Five children of a secondary school teacher are yet to get their money from Administrator General’s office 16 years after their father’s death.
The children – one male and four females – have been struggling for years due to the Administrator General’s failure to pay them their father’s death gratuity.
Journalist Archibald Kasakura on his Facebook account wrote about the issue of 28-year-old Samson Kalikokha.
Samson’s father Gibson Kalikokha worked as a secondary school teacher for the government for 16 years. He died while Samson was in primary school.
His mother pushed for the gratuity but the government only paid K134,000 and she died in 2017.
Samson and his siblings have been struggling over the past 16 years as his father’s gratuity father has not been traced at the Administrator General’s office since 2008.
According to Kasakura, Samson who aspired to be a teacher worked as a bartender at Lunzu in Blantyre to support his four siblings in the village
Three of his four sisters dropped out school at forms 1 and 2 levels due to unavailability of school fees and general support.
His future has all been shattered together with that of his four sisters three of whom dropped from school at forms 1 and 2 levels due to unavailability of school fees and general support.
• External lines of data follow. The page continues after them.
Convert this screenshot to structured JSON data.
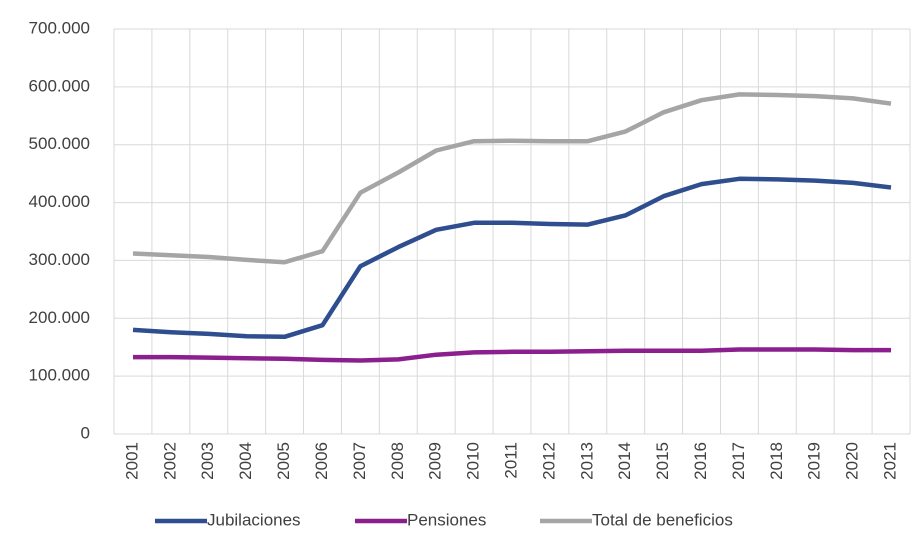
{
  "chart_data": {
    "type": "line",
    "categories": [
      "2001",
      "2002",
      "2003",
      "2004",
      "2005",
      "2006",
      "2007",
      "2008",
      "2009",
      "2010",
      "2011",
      "2012",
      "2013",
      "2014",
      "2015",
      "2016",
      "2017",
      "2018",
      "2019",
      "2020",
      "2021"
    ],
    "series": [
      {
        "name": "Jubilaciones",
        "color": "#2f4e8f",
        "values": [
          180000,
          176000,
          173000,
          169000,
          168000,
          188000,
          290000,
          323000,
          353000,
          365000,
          365000,
          363000,
          362000,
          378000,
          411000,
          432000,
          441000,
          440000,
          438000,
          434000,
          426000
        ]
      },
      {
        "name": "Pensiones",
        "color": "#8b1f8e",
        "values": [
          133000,
          133000,
          132000,
          131000,
          130000,
          128000,
          127000,
          129000,
          137000,
          141000,
          142000,
          142000,
          143000,
          144000,
          144000,
          144000,
          146000,
          146000,
          146000,
          145000,
          145000
        ]
      },
      {
        "name": "Total de beneficios",
        "color": "#a5a5a5",
        "values": [
          312000,
          309000,
          306000,
          301000,
          297000,
          316000,
          417000,
          452000,
          490000,
          506000,
          507000,
          506000,
          506000,
          523000,
          556000,
          577000,
          587000,
          586000,
          584000,
          580000,
          571000
        ]
      }
    ],
    "ylim": [
      0,
      700000
    ],
    "yticks": [
      0,
      {
        "value": 100000,
        "label": "100.000"
      },
      {
        "value": 200000,
        "label": "200.000"
      },
      {
        "value": 300000,
        "label": "300.000"
      },
      {
        "value": 400000,
        "label": "400.000"
      },
      {
        "value": 500000,
        "label": "500.000"
      },
      {
        "value": 600000,
        "label": "600.000"
      },
      {
        "value": 700000,
        "label": "700.000"
      }
    ],
    "grid": true,
    "legend": "bottom"
  }
}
They later got married.
Samson’s other sister is still in school with Samson providing for her and they live in a grass thatched house in Blantyre.
“With this rain I’m very worried if my sister will have anywhere to sleep. Our grass thatched house leaks so much. We hoped to use part of the money to raise a decent accommodation for ourselves. But all we have been told is that files can’t be traced,” Samson told Kasakura.
On November 30 this year the office of the Education Division Manager at the South West Education Division (SWED) demanded the Administrator General’s office to clarify why the payment has not been effected to the dependents of the Kalikokha up to now.
It is yet to be known if this is the start of the much awaited breakthrough for Samson since the Administrator General’s office is known for stealing beneficiaries’ money.
“Over the years a cabal of workers at the Administrator General’s office and some banks have been involved in fraud of deceased estates where millions of kwachas have grown wings sending orphans and widows to the gutter of untold poverty and misery,” said Kasakura.
Last year, the local media reported that some dependents have pushed for their money for over two decades without success, even in cases where the money was remitted to the Administrator General’s office.
In recent years, the Office of the Ombudsman has been assisting people with such cases.